Transformation 01-12-13

butterfly-emerging

Abundance and Prosperity will fill my soul this year – I can feel it!  I don’t know how to explain it, but I have this “sense” that life is going to turn in a new direction and I will find that new career path that I was destined for.  What makes this year different from last year?  I am not quite sure.  I most likely proclaimed the exact same thing, and looked forward to all the wonderful gifts that were ready to take place for me.  It didn’t quite turn out that way.

One of the greatest gifts that came to me last year was losing my job.

What? !! 

Yes, that’s right.  It seems an odd remark.  With thousands, maybe millions, out of work in America, it would appear I had been pushed into the sea of misery along with the others – bobbing up and down, swallowed by each wave, unable to find rescue.  Yet, I welcome the calm water, riding each wave with ease. I must have faith that the waters will bring me to shore, no matter what turmoil comes my way.

The challenges over the last few years have given me opportunity for growth, strength, and direction.  There will always be decisions to make; however, one question that has wavered my mind throughout this journey has been “what do I want to be when I grow up?” – I took classes at The Learning Exchange, attended events from holistic practitioners, joined meetup groups, and rushed to any other self-fulfilling ceremony to find that one circumstance to bring me to fruition.

Losing my job was the final push I needed to get me moving in the right direction.  With all my soul searching, I was ready for the unemployment chain.  What came next, I had not planned.  My mother called me two days after I was laid off.  Taking care of her the last 6 months, I wondered if this what I am destined for.  Not quite what I had in mind, but the Universe has plans that I may not have any control over.  I thought I could make a living taking care of my mother.  Perhaps it will lead me to other things, or I can find that new career path while taking care of her.

Which brings me to today.

I haven’t quite done anything towards Resolution#2: Study Diabetes, and learn to cook accordingly; although, I did follow Sweet Talk -N- Diabetes on Facebook and am now in touch with a new blog called Part-Time Health Nut. I am hoping to learn more about the toxins in sugar and sugar alternatives from these two.

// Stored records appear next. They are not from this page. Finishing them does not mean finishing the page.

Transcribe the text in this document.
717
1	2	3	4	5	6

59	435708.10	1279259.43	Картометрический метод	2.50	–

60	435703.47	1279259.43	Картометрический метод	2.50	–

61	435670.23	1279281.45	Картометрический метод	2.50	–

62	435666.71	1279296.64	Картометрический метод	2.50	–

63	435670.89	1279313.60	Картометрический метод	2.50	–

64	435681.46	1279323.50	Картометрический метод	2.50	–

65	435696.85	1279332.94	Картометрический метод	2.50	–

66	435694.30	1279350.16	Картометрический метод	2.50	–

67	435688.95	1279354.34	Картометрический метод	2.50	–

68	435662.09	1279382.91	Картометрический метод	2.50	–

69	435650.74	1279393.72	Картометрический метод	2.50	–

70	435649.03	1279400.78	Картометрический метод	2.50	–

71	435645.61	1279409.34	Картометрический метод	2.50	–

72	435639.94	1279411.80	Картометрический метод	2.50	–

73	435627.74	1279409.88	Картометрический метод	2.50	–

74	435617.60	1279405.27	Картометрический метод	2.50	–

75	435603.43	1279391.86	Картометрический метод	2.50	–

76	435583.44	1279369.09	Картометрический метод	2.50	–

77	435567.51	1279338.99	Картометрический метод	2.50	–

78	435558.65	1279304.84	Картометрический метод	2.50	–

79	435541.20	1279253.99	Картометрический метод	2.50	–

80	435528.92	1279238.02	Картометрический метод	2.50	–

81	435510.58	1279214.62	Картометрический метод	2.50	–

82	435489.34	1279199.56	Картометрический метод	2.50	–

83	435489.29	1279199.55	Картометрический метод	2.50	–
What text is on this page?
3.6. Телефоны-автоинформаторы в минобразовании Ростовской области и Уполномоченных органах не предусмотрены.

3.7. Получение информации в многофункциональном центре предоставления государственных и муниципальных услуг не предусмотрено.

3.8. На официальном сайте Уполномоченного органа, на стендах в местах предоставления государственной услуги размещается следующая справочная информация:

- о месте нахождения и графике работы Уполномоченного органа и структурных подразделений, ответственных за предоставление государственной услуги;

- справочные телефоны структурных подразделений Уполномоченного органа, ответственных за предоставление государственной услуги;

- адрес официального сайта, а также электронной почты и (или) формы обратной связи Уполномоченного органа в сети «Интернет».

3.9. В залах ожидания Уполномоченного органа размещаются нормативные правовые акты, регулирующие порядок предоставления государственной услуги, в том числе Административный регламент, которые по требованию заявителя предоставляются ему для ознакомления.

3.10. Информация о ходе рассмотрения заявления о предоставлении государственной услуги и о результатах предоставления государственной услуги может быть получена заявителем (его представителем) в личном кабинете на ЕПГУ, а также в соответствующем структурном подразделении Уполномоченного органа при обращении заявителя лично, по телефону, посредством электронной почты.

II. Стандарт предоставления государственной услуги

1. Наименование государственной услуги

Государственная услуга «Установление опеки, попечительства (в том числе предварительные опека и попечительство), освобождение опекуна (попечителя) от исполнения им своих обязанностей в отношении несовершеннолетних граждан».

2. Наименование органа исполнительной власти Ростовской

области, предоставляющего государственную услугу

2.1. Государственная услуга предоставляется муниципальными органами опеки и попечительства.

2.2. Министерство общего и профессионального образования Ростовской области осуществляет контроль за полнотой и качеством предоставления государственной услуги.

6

When I really take a look at that resolution, I feel that studying sugar toxins and diabetes is in tune with Resolution #3:  Search for a New Career Path.  With all my challenges of losing my relationship, my home, and my job, the main concern that I have had to face is my food allergies.  Along the way, I have studied how our food is altered and how this, in turn, leads to many of the diseases we face today, including diabetes.

Ever since I created these resolutions, I feel that the energy has shifted in regards to my career search.  Last month, in the midst of one of my depressions, I attended a seminar regarding food affecting our mood.  The lecture was given by Trudy Scott, Food Mood Expert & Nutritionist.  I asked her for education advice and she led me to Institute for Integrative Nutrition When I took a look at it this month, it created this trickle effect of meeting more people who have attended this training program.  I don’t look for these people, they are just showing up.  A couple have blogs that I have tripped over by accident, one person I met in my looking-for-work network.   When I spoke to my friend about how fast all this information was coming available to me about this school, she told me that a friend of hers, out of state, went through this program and put me in touch with her.  Truly, the Spirit of the Universe is at work here.  

There are a few conditions to be considered, such as finances, but I feel like I am definitely moving towards a new direction.
What an amazing journey I have been on since going gluten free.   I wish I didn’t have to deal with losing everything else along the way, but I realize it is all giving me the strength to be who I am meant to be.